There's definitely value there, but I don't know how much value. The combination of technical depth and strong guardrails make for a very schizophrenic kind of difficulty. Doing that kind of work is traditionally either the domain of a plucky junior with too much energy, or an insane wizard who claimed a broom closet as his office.
When we've experimented with that kind of optimization work at my employer, it tends to be very expensive, since most of the results come from the absolute tirelessness of the agent. In comparison, how much are you paying your junior? How much are you paying your wizard, and what is he doing if he's not doing that task? Security scans are a similar thing. Line audits aren't hard, but they're hella time consuming. As model costs rise (and they are rising per task completed when you compare any single vendor over time), it might legitimately be cheaper to throw interns at the problem than LLMs.

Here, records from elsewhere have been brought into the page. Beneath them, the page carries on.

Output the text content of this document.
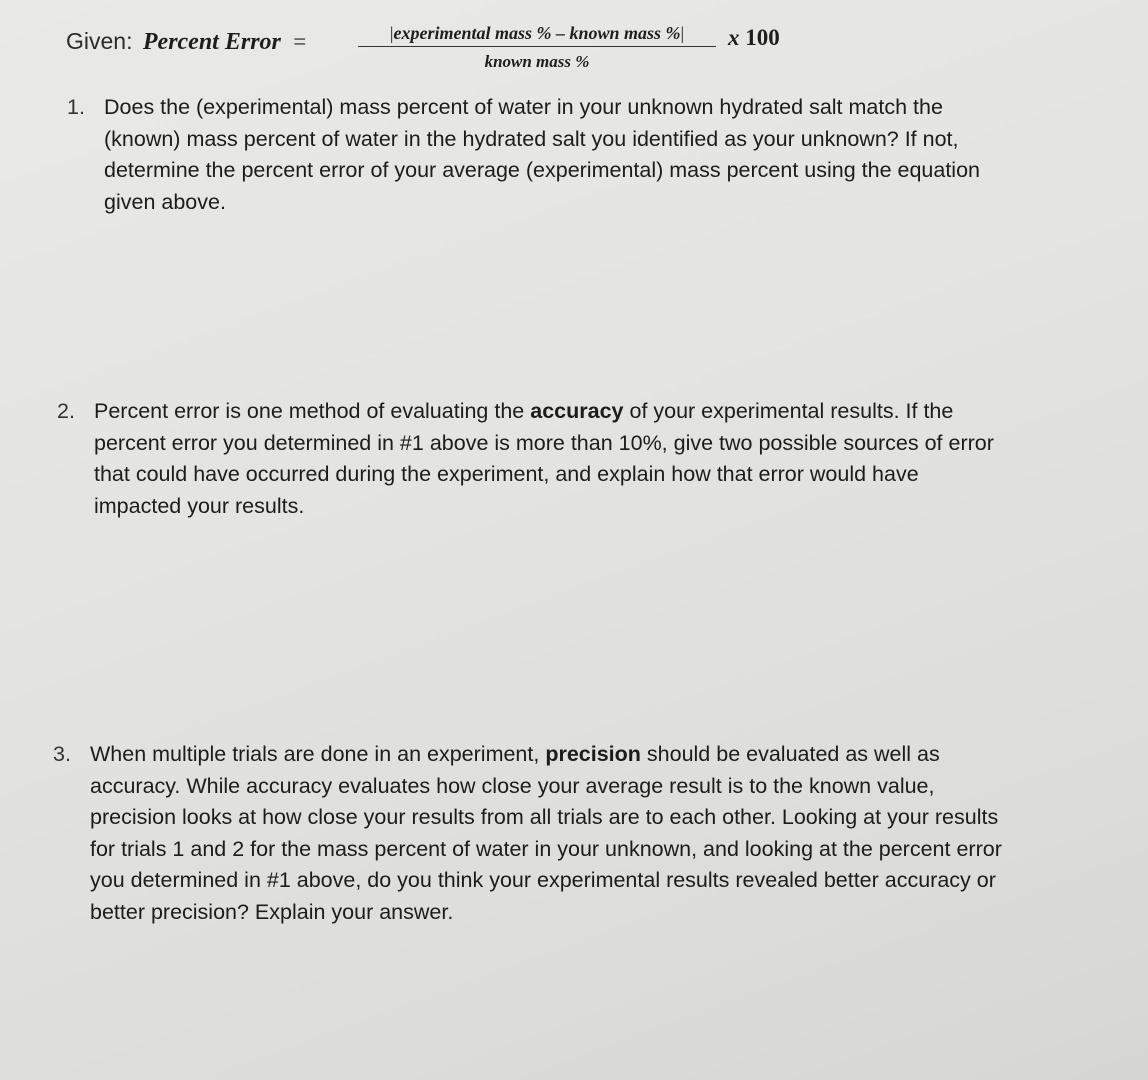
Given: Percent Error =	|experimental mass % – known mass %|
known mass %
x 100
1. Does the (experimental) mass percent of water in your unknown hydrated salt match the (known) mass percent of water in the hydrated salt you identified as your unknown? If not, determine the percent error of your average (experimental) mass percent using the equation given above.
2. Percent error is one method of evaluating the accuracy of your experimental results. If the percent error you determined in #1 above is more than 10%, give two possible sources of error that could have occurred during the experiment, and explain how that error would have impacted your results.
3. When multiple trials are done in an experiment, precision should be evaluated as well as accuracy. While accuracy evaluates how close your average result is to the known value, precision looks at how close your results from all trials are to each other. Looking at your results for trials 1 and 2 for the mass percent of water in your unknown, and looking at the percent error you determined in #1 above, do you think your experimental results revealed better accuracy or better precision? Explain your answer.
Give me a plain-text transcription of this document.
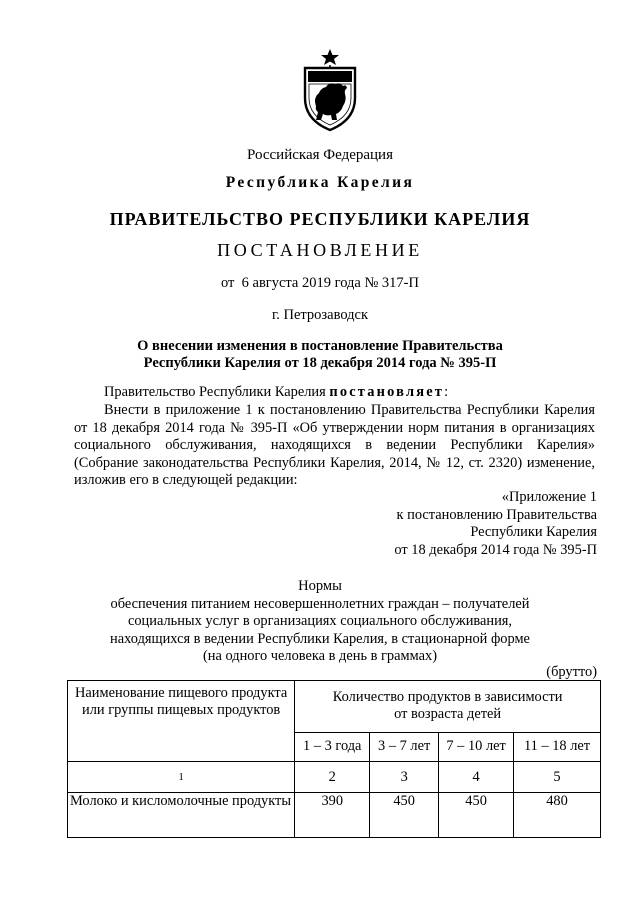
Российская Федерация
Республика Карелия
ПРАВИТЕЛЬСТВО РЕСПУБЛИКИ КАРЕЛИЯ
ПОСТАНОВЛЕНИЕ
от  6 августа 2019 года № 317-П
г. Петрозаводск
О внесении изменения в постановление Правительства
Республики Карелия от 18 декабря 2014 года № 395-П
Правительство Республики Карелия постановляет:
Внести в приложение 1 к постановлению Правительства Республики Карелия от 18 декабря 2014 года № 395-П «Об утверждении норм питания в организациях социального обслуживания, находящихся в ведении Республики Карелия» (Собрание законодательства Республики Карелия, 2014, № 12, ст. 2320) изменение, изложив его в следующей редакции:
«Приложение 1
к постановлению Правительства
Республики Карелия
от 18 декабря 2014 года № 395-П
Нормы
обеспечения питанием несовершеннолетних граждан – получателей
социальных услуг в организациях социального обслуживания,
находящихся в ведении Республики Карелия, в стационарной форме
(на одного человека в день в граммах)
(брутто)
Наименование пищевого продукта или группы пищевых продуктов	Количество продуктов в зависимости от возраста детей			

	1 – 3 года	3 – 7 лет	7 – 10 лет	11 – 18 лет
1	2	3	4	5
Молоко и кисломолочные продукты	390	450	450	480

At least on the software side, I think there's a reasonable chance that what we're seeing is a temporary pop due to a lot of highly verifiable technical debt deadwood finally getting burned out, and that might not be a constant source of demand.
On the war side, I wish I knew more. The sensitive nature of the topic means that all parties are incentivized to obfuscate and dissemble as much as possible. It might legitimately be an ideal case. LLMs do well when you can accept 95% accuracy, and in something like intelligence analysis, 95% accuracy probably has the spooks all but shitting their pants.